# Prehospital Pitocin



## fma08 (Nov 5, 2009)

Anyone have ideas where I could look to maybe find some stats on how often it is used nation wide, or studies done on whether it's beneficial or not in the prehospital setting? Something along those lines maybe?


----------



## s4l (Nov 5, 2009)

Why would you give pit preshosp?  Unless you want a baby in your rig, I wouldn't.


----------



## Scott33 (Nov 5, 2009)

s4l said:


> Why would you give pit preshosp?  Unless you want a baby in your rig, I wouldn't.



Post-partum hemorrhage refractory to fundal massage.


----------



## Onceamedic (Nov 5, 2009)

Scott33 said:


> Post-partum hemorrhage refractory to fundal massage.



This is the only approved use of pitocin in our protocols.  The baby's already here.  It would be nice if it's mother didn't bleed to death.


----------



## EMSLaw (Nov 5, 2009)

Kaisu said:


> This is the only approved use of pitocin in our protocols.  The baby's already here.  It would be nice if it's mother didn't bleed to death.



Most of us consider that a major plus, yes.


----------



## fma08 (Nov 9, 2009)

Could some of you who have it in your protocols, post that protocol or a link to where it's at for me?

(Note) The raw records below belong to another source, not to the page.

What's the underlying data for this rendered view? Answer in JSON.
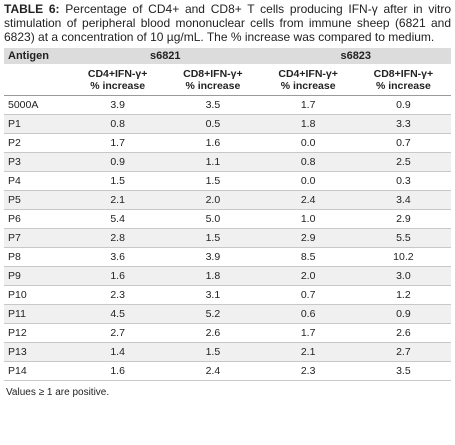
{
  "caption": {
    "label": "TABLE 6:",
    "text": " Percentage of CD4+ and CD8+ T cells producing IFN-γ after in vitro stimulation of peripheral blood mononuclear cells from immune sheep (6821 and 6823) at a concentration of 10 µg/mL. The % increase was compared to medium."
  },
  "table": {
    "antigen_header": "Antigen",
    "groups": [
      "s6821",
      "s6823"
    ],
    "subheaders": [
      {
        "line1": "CD4+IFN-γ+",
        "line2": "% increase"
      },
      {
        "line1": "CD8+IFN-γ+",
        "line2": "% increase"
      },
      {
        "line1": "CD4+IFN-γ+",
        "line2": "% increase"
      },
      {
        "line1": "CD8+IFN-γ+",
        "line2": "% increase"
      }
    ],
    "rows": [
      {
        "antigen": "5000A",
        "v": [
          "3.9",
          "3.5",
          "1.7",
          "0.9"
        ]
      },
      {
        "antigen": "P1",
        "v": [
          "0.8",
          "0.5",
          "1.8",
          "3.3"
        ]
      },
      {
        "antigen": "P2",
        "v": [
          "1.7",
          "1.6",
          "0.0",
          "0.7"
        ]
      },
      {
        "antigen": "P3",
        "v": [
          "0.9",
          "1.1",
          "0.8",
          "2.5"
        ]
      },
      {
        "antigen": "P4",
        "v": [
          "1.5",
          "1.5",
          "0.0",
          "0.3"
        ]
      },
      {
        "antigen": "P5",
        "v": [
          "2.1",
          "2.0",
          "2.4",
          "3.4"
        ]
      },
      {
        "antigen": "P6",
        "v": [
          "5.4",
          "5.0",
          "1.0",
          "2.9"
        ]
      },
      {
        "antigen": "P7",
        "v": [
          "2.8",
          "1.5",
          "2.9",
          "5.5"
        ]
      },
      {
        "antigen": "P8",
        "v": [
          "3.6",
          "3.9",
          "8.5",
          "10.2"
        ]
      },
      {
        "antigen": "P9",
        "v": [
          "1.6",
          "1.8",
          "2.0",
          "3.0"
        ]
      },
      {
        "antigen": "P10",
        "v": [
          "2.3",
          "3.1",
          "0.7",
          "1.2"
        ]
      },
      {
        "antigen": "P11",
        "v": [
          "4.5",
          "5.2",
          "0.6",
          "0.9"
        ]
      },
      {
        "antigen": "P12",
        "v": [
          "2.7",
          "2.6",
          "1.7",
          "2.6"
        ]
      },
      {
        "antigen": "P13",
        "v": [
          "1.4",
          "1.5",
          "2.1",
          "2.7"
        ]
      },
      {
        "antigen": "P14",
        "v": [
          "1.6",
          "2.4",
          "2.3",
          "3.5"
        ]
      }
    ]
  },
  "footnote": "Values ≥ 1 are positive."
}
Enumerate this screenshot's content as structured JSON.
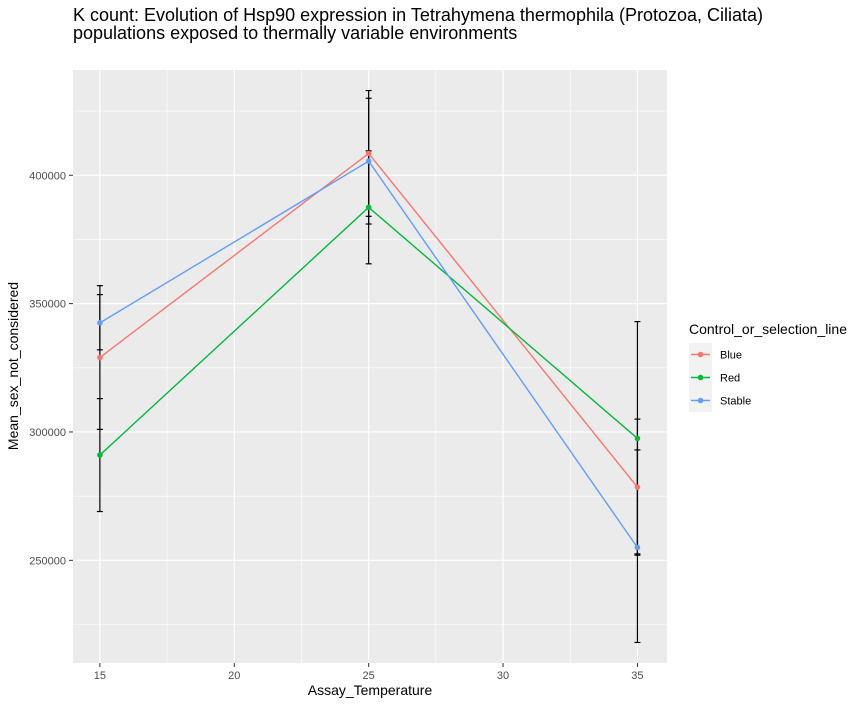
{
  "chart_data": {
    "type": "line",
    "title_lines": [
      "K count: Evolution of Hsp90 expression in Tetrahymena thermophila (Protozoa, Ciliata)",
      "populations exposed to thermally variable environments"
    ],
    "xlabel": "Assay_Temperature",
    "ylabel": "Mean_sex_not_considered",
    "x": [
      15,
      25,
      35
    ],
    "xlim": [
      14,
      36.1
    ],
    "ylim": [
      210000,
      441000
    ],
    "x_ticks": [
      15,
      20,
      25,
      30,
      35
    ],
    "x_minor_ticks": [
      17.5,
      22.5,
      27.5,
      32.5
    ],
    "y_ticks": [
      250000,
      300000,
      350000,
      400000
    ],
    "y_tick_labels": [
      "250000",
      "300000",
      "350000",
      "400000"
    ],
    "y_minor_ticks": [
      225000,
      275000,
      325000,
      375000,
      425000
    ],
    "grid": true,
    "legend_title": "Control_or_selection_line",
    "legend_position": "right",
    "series": [
      {
        "name": "Blue",
        "color": "#F8766D",
        "values": [
          329000,
          408500,
          278500
        ],
        "error_lower": [
          301000,
          384000,
          252500
        ],
        "error_upper": [
          357000,
          433000,
          305000
        ]
      },
      {
        "name": "Red",
        "color": "#00BA38",
        "values": [
          291000,
          387500,
          297500
        ],
        "error_lower": [
          269000,
          365500,
          252000
        ],
        "error_upper": [
          313000,
          409500,
          343000
        ]
      },
      {
        "name": "Stable",
        "color": "#619CFF",
        "values": [
          342500,
          405500,
          255000
        ],
        "error_lower": [
          332000,
          381000,
          218000
        ],
        "error_upper": [
          353500,
          430000,
          293000
        ]
      }
    ]
  }
}
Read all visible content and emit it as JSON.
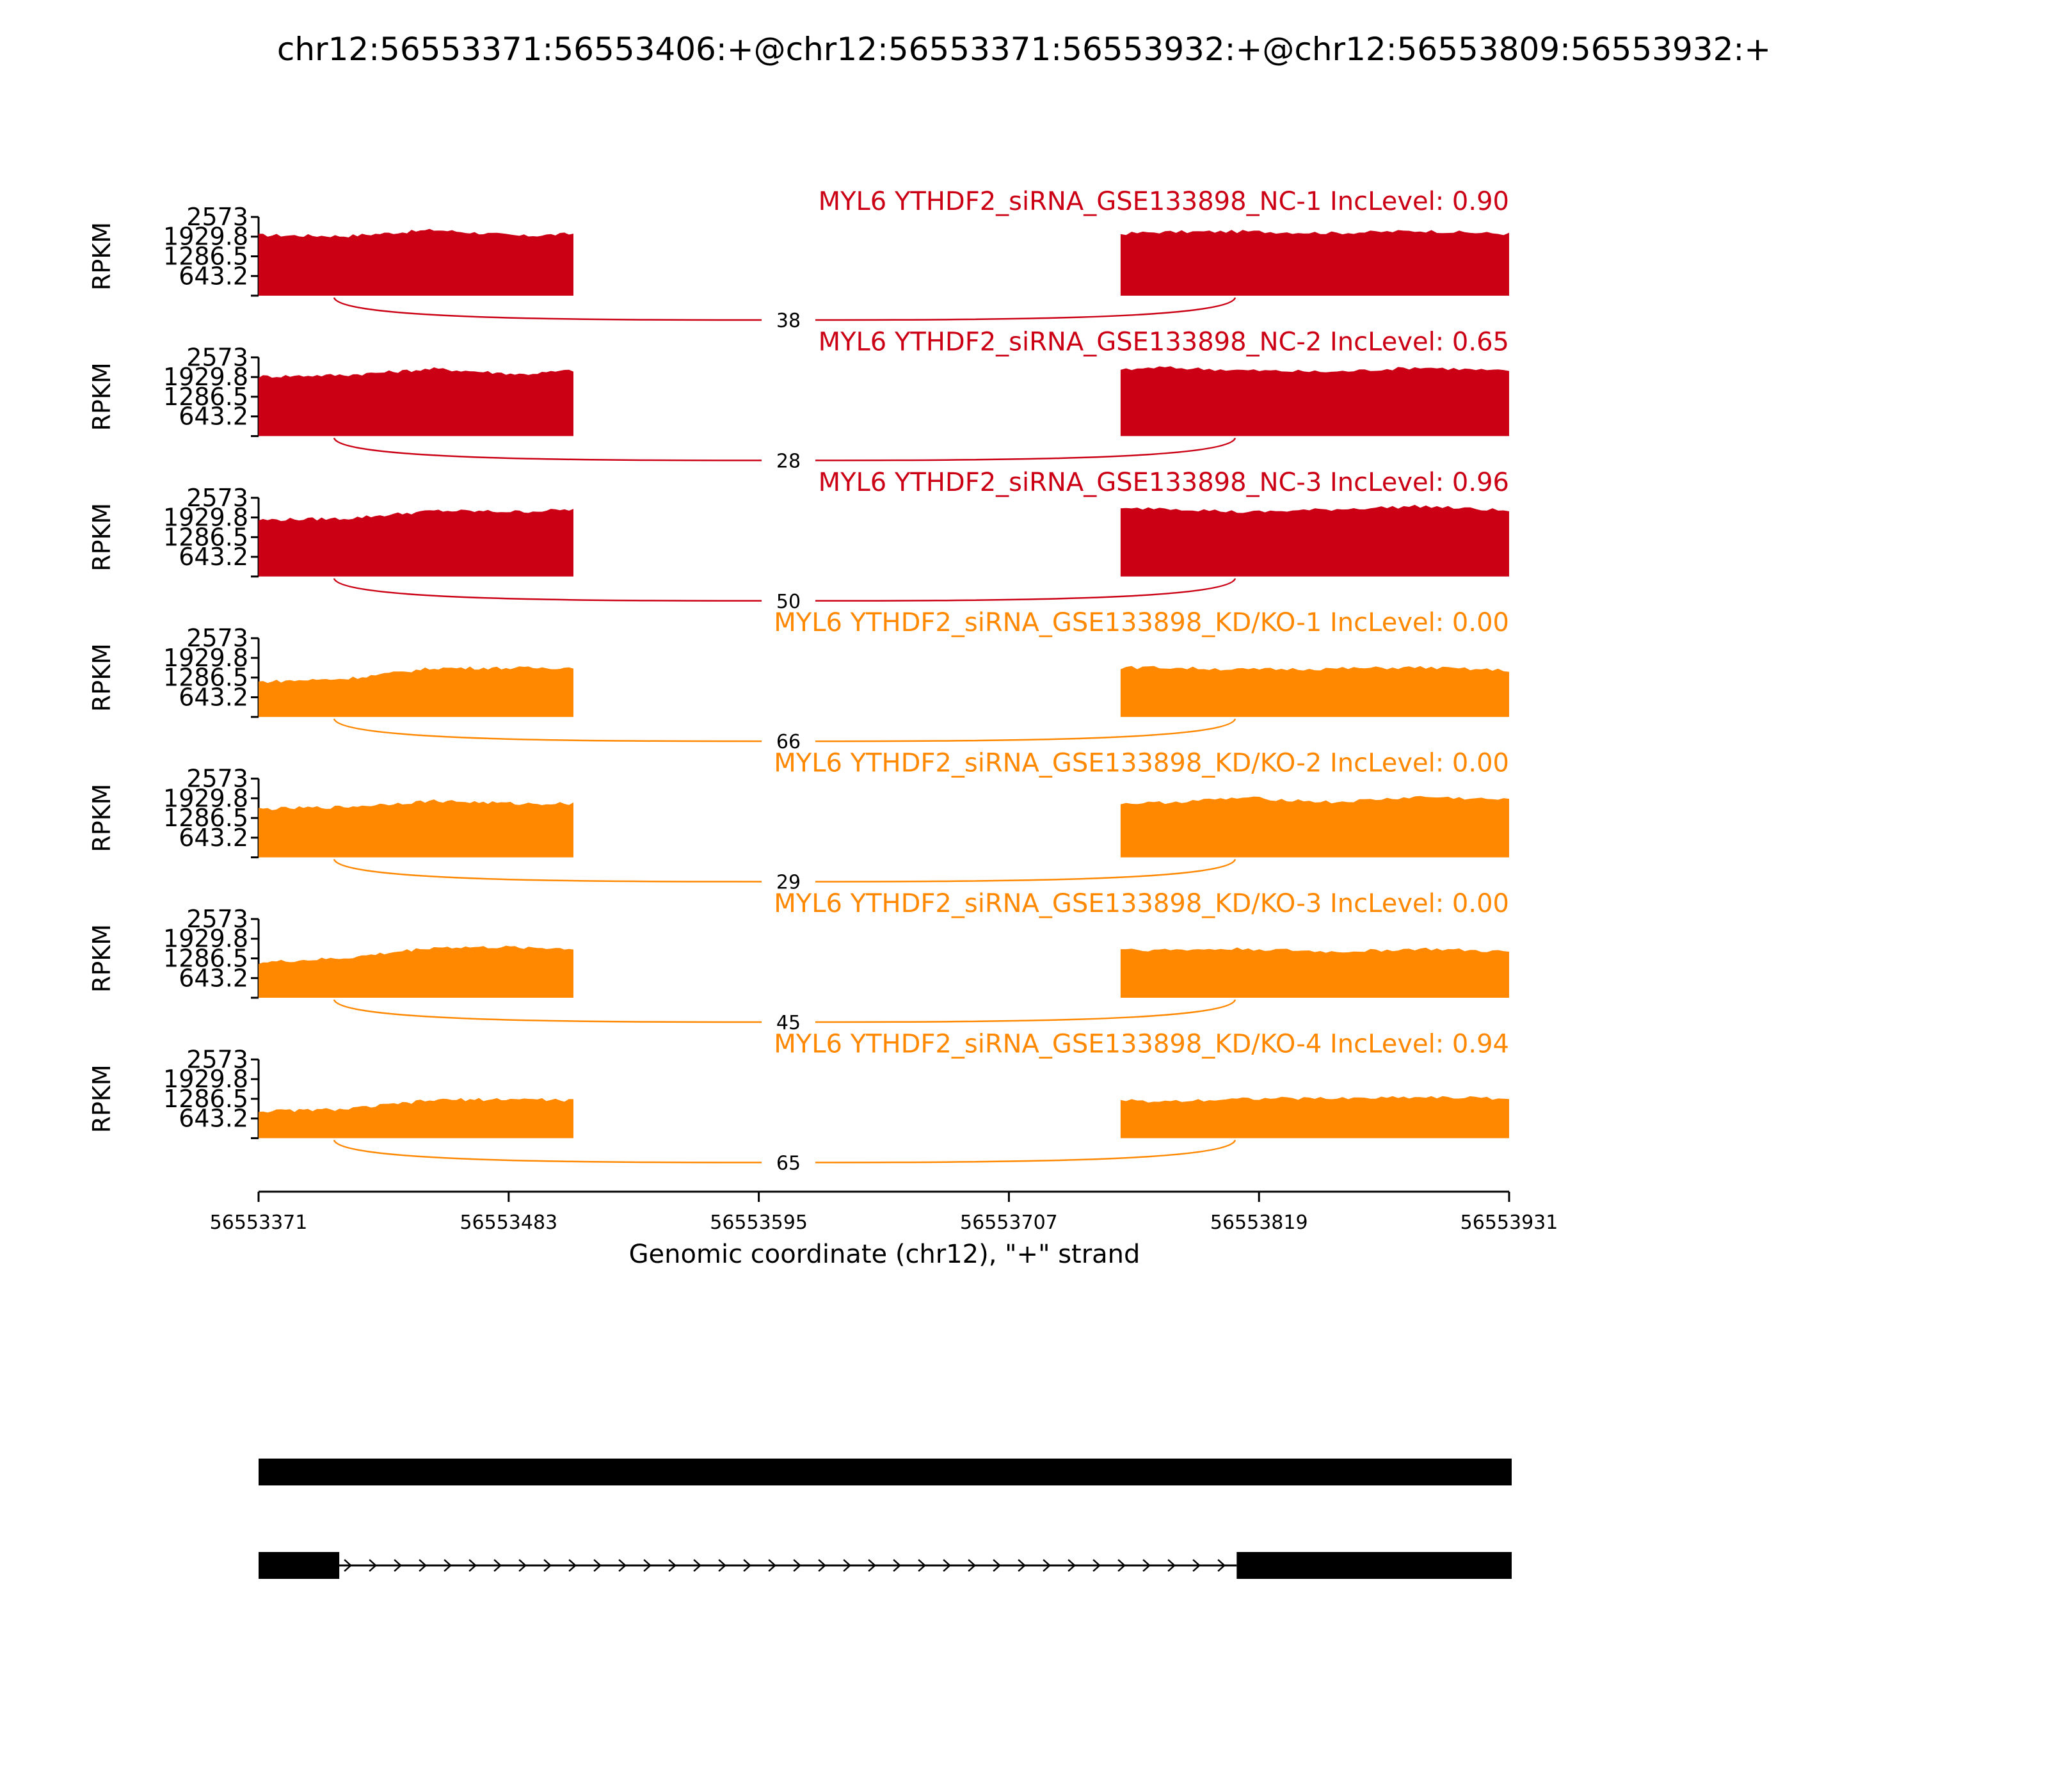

I'm doing some research. Thanks^_^


----------



## cm4short (Nov 10, 2009)

ICEMA Protocols. http://www.co.san-bernardino.ca.us/icema/protocols/combman/p11%20p11003.pdf

We basically only monitor it. Your best way to learn about this Med is actually seeing it being used in the L&D. It's a very potent med and requires specialized monitoring equipment. Especially since most women can be very sensitive to even a minimal dose.


----------



## terrible one (Nov 10, 2009)

they use it in Kern Co, CA


----------



## FFMedic1911 (Nov 16, 2009)

We had it in our  protocols here at the dept. I work at.We never used it so we removed it.We are located in Kentucky.


----------



## DV_EMT (Nov 16, 2009)

pitocin is useless on a rig for only one reason...... early expiration. they only have about a 1 month expiration unless you make the IV bolus in the back of the rig with a vial of pitocin.

My opinion.... listen to the generic rule. High O2, Rapid Transport, and fund"al" massage.


----------



## fma08 (Nov 16, 2009)

DV_EMT said:


> pitocin is useless on a rig for only one reason...... early expiration. they only have about a 1 month expiration unless you *make the IV bolus in the back of the rig with a vial of pitocin*.
> 
> My opinion.... listen to the generic rule. High O2, Rapid Transport, and fund"al" massage.




That's what we do at our service ^_^


----------



## Outbac1 (Nov 16, 2009)

FMA08
Here is the link to our protocols and meds.
http://www.gov.ns.ca/health/ehs/documents.asp
Look under Medical director and you will find our policies, procedures and protocols. They are in PDF format and have an index on the left.
Pitocin goes by the name of oxytocin here.


----------



## MrBrown (Nov 16, 2009)

what about oxytocin?


----------



## Jon (Nov 20, 2009)

PA allows for it... but I haven't found a service that actually carries Pit.



> POST-PARTUM HEMORRHAGE
> STATEWIDE ALS PROTOCOL #7087
> 
> See Emergency Childbirth Protocol # 781
> ...


----------



## DV_EMT (Nov 20, 2009)

MrBrown said:


> what about oxytocin?



same difference... almost identical


----------



## wyoskibum (Nov 20, 2009)

We use to carry it in my old service and never used it in a 5 year period. It was deauthorized by the state for the same reasons.  We do carry in my current service, haven't heard of anyone using it here either.  Just another drug we have to outdate.


----------